Сегодня мой день рождения, и Сельма, как всегда, не забыла: с утренней почтой пришел ее презент – десять центов, аккуратно завернутые в туалетную бумагу. И по возрасту, и по стажу Сельма – мой самый старый друг; восемьдесят три года она прожила в одном и том же алабамском городке; скрюченная старушка с сухой пепельной кожей и живыми глазами под длинными веками, она сорок семь лет проработала кухаркой в доме у трех моих теток. Но теперь, когда их уже нет на свете, она переехала на ферму к дочери, чтобы посидеть спокойно, по ее словам, и дать себе отдых. Но к подарку было приложено что-то вроде письма, и в нем говорилось, что теперь она в любой день может приехать на автобусе в этот «аграменный город». Это ничего не значит, она не приедет; но угрожает этим – не помню, с каких пор. Летом, перед тем как я увидел Нью-Йорк впервые, мы, бывало, сидели на кухне и разговаривали, и голоса наши лениво плыли целыми днями; а говорили мы больше всего о городе, куда я скоро уеду. В ее представлении, там не было ни деревьев, ни цветов, и она слышала, будто большинство народу там живет под землей, а кто не под землей, те – в небе. Кроме того, там не было «питательной еды», ни хорошей фасоли лима, ни вигны, ни окры, ни ямса, ни колбасы, как у нас. И холодно, говорила она, укатишь туда, в холодную страну, нос отморозишь, вернешься без носа – вот так-то, милый.
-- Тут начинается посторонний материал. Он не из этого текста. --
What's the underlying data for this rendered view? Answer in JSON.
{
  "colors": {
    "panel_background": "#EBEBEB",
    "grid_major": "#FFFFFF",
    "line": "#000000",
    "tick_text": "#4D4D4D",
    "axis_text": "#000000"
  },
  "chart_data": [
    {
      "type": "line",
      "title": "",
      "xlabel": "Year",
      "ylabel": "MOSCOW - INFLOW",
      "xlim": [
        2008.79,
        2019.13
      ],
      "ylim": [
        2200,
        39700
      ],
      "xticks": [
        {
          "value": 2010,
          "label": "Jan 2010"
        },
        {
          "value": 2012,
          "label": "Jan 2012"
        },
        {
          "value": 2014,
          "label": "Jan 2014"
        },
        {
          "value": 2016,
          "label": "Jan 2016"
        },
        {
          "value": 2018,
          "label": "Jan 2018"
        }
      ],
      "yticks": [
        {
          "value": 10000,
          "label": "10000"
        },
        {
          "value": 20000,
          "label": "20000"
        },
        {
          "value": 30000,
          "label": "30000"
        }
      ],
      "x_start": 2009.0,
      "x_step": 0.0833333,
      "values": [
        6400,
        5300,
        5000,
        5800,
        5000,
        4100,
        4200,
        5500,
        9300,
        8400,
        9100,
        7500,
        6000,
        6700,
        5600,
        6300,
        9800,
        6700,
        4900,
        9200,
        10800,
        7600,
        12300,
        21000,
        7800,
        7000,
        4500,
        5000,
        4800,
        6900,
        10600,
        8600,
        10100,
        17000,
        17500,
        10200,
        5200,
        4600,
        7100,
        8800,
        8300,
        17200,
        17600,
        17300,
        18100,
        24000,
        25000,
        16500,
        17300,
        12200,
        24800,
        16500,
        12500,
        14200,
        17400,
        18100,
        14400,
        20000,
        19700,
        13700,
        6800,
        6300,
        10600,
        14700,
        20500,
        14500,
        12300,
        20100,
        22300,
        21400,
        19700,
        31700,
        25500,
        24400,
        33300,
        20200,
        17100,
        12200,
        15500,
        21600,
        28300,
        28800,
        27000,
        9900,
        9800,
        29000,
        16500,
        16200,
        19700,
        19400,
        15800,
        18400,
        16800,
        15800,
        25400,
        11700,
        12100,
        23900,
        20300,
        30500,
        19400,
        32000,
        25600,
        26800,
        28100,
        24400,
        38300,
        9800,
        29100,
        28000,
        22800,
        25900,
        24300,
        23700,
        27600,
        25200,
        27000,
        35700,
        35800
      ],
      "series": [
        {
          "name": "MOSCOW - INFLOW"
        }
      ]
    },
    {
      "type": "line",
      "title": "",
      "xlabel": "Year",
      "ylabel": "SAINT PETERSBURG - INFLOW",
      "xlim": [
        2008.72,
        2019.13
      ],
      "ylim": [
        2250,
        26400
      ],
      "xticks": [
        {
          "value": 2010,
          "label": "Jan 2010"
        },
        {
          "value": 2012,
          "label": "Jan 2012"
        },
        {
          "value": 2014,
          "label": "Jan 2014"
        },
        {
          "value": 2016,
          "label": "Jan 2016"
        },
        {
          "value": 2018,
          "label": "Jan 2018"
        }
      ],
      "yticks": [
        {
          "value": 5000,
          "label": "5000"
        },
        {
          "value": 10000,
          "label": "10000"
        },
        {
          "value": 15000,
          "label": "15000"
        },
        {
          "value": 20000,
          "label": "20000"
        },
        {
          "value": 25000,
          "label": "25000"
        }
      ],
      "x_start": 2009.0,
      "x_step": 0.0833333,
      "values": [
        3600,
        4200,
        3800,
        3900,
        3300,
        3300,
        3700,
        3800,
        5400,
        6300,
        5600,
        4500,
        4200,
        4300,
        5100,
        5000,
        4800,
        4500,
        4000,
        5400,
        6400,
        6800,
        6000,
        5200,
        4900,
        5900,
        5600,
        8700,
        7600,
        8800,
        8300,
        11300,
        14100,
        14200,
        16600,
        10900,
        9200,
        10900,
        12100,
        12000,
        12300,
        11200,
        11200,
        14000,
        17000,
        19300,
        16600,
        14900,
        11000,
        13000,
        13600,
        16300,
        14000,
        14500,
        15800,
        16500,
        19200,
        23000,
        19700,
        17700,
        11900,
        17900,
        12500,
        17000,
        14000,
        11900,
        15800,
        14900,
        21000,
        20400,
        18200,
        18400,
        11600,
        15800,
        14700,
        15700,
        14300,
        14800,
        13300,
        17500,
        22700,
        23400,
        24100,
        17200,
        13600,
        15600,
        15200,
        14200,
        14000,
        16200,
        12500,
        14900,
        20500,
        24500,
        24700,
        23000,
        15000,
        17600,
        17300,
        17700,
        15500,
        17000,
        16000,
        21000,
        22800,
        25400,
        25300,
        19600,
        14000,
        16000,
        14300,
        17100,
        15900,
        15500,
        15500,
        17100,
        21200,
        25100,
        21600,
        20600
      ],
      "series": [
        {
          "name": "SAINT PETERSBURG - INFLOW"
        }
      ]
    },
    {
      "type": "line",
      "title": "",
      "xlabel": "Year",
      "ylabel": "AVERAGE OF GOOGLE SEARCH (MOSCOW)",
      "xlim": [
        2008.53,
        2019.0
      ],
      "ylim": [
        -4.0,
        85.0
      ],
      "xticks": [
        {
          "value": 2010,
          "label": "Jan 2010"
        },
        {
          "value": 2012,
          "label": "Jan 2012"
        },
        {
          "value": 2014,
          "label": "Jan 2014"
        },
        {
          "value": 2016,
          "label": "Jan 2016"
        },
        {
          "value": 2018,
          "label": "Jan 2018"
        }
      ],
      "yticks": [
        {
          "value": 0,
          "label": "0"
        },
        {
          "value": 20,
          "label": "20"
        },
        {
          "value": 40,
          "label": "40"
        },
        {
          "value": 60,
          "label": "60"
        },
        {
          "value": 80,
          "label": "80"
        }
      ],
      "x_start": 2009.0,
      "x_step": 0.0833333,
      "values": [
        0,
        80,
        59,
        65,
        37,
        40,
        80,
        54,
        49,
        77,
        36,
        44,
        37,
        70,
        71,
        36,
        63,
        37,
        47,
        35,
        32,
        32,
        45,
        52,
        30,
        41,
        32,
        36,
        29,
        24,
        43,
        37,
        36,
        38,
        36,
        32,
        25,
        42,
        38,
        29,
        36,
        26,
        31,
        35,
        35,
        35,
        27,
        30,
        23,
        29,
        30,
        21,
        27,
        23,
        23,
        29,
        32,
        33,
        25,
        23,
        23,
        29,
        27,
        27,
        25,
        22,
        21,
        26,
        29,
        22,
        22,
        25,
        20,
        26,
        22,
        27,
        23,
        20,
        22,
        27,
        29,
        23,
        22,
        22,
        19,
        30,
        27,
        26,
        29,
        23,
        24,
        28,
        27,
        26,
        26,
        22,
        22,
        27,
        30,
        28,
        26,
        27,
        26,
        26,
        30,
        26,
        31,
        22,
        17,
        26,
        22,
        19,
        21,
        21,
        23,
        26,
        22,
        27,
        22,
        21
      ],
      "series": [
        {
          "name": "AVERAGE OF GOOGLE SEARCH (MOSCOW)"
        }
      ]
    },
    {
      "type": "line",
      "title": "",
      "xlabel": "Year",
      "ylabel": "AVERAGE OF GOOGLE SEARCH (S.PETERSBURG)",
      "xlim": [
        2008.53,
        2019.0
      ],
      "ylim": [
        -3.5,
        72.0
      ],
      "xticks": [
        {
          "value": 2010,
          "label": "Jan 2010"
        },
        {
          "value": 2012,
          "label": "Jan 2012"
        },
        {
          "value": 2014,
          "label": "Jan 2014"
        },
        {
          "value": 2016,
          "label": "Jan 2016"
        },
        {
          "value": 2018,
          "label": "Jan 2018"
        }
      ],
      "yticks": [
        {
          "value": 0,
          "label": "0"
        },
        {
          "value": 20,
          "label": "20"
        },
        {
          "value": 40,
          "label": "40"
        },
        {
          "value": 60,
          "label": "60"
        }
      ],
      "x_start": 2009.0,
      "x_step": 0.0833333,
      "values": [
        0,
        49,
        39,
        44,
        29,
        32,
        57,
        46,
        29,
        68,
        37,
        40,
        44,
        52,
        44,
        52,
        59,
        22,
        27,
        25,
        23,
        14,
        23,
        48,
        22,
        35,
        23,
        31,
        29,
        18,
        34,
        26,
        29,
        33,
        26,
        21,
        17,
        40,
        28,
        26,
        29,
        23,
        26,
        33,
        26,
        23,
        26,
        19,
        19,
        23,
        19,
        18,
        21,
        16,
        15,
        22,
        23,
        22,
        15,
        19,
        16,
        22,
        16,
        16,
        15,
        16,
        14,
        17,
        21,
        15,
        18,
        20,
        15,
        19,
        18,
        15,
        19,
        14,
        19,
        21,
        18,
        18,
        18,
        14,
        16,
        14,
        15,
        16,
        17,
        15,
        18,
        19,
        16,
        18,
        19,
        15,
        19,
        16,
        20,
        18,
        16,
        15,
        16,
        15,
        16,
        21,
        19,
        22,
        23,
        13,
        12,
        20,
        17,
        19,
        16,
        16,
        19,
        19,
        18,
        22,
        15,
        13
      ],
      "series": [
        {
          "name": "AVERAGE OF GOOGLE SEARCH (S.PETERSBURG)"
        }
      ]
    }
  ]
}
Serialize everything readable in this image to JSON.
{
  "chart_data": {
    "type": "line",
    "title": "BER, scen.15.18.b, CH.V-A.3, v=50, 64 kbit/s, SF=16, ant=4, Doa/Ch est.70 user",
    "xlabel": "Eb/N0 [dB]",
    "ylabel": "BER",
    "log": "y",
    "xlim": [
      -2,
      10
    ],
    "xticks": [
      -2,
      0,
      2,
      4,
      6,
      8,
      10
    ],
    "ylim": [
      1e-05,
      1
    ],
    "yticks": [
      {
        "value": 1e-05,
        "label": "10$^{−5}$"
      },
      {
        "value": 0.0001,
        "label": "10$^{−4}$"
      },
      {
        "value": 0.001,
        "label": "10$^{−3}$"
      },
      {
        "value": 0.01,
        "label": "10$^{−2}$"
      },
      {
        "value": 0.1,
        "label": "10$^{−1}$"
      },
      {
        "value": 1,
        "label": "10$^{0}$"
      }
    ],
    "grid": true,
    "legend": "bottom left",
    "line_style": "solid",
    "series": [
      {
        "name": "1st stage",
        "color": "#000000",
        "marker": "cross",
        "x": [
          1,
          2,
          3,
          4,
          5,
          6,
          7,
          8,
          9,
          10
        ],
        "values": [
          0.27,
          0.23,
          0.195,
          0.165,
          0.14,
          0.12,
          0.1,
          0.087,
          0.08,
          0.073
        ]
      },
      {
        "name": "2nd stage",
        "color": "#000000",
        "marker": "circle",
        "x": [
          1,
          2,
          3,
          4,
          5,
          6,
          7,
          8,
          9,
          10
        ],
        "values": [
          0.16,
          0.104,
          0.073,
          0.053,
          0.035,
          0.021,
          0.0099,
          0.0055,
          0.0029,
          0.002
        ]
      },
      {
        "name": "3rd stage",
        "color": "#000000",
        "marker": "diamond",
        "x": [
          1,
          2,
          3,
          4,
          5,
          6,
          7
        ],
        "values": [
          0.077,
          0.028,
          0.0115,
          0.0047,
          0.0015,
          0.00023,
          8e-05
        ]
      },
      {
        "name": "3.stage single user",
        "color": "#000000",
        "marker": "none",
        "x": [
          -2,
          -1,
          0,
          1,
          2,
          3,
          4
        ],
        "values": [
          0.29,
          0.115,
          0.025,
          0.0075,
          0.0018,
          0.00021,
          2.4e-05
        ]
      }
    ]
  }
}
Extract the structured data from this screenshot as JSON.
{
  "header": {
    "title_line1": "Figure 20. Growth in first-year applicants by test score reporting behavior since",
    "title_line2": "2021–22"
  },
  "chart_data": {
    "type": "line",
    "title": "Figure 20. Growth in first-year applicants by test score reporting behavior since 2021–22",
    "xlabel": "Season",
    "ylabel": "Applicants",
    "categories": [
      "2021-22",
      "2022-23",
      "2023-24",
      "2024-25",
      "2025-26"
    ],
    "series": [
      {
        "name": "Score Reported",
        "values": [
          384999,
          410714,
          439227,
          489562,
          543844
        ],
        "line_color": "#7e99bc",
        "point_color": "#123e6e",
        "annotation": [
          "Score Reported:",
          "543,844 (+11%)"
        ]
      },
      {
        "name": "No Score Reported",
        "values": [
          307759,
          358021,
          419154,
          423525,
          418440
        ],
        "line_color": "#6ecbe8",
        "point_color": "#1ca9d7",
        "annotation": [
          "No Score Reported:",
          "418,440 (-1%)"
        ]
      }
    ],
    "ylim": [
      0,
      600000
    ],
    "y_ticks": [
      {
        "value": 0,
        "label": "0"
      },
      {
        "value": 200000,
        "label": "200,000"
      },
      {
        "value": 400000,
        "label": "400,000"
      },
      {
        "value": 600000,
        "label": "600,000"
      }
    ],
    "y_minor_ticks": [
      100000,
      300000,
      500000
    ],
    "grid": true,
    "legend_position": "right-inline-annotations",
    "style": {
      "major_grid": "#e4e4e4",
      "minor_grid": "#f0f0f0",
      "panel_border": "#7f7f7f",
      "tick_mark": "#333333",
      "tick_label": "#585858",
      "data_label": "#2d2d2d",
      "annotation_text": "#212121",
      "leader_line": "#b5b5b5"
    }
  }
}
Но потом миссис Бобби Ли Кеттл принесла слайды Нью-Йорка, и после этого Сельма стала говорить подругам, что, когда я поеду на север, она поедет со мной. Наш город вдруг показался ей маленьким и убогим. И мои тетки купили ей билет в оба конца с идеей, что она поедет со мной туда и сразу вернется. Все было прекрасно, пока мы не добрались до автостанции; а там Сельма стала плакать и говорить, что она не может ехать, что она умрет так далеко от дома.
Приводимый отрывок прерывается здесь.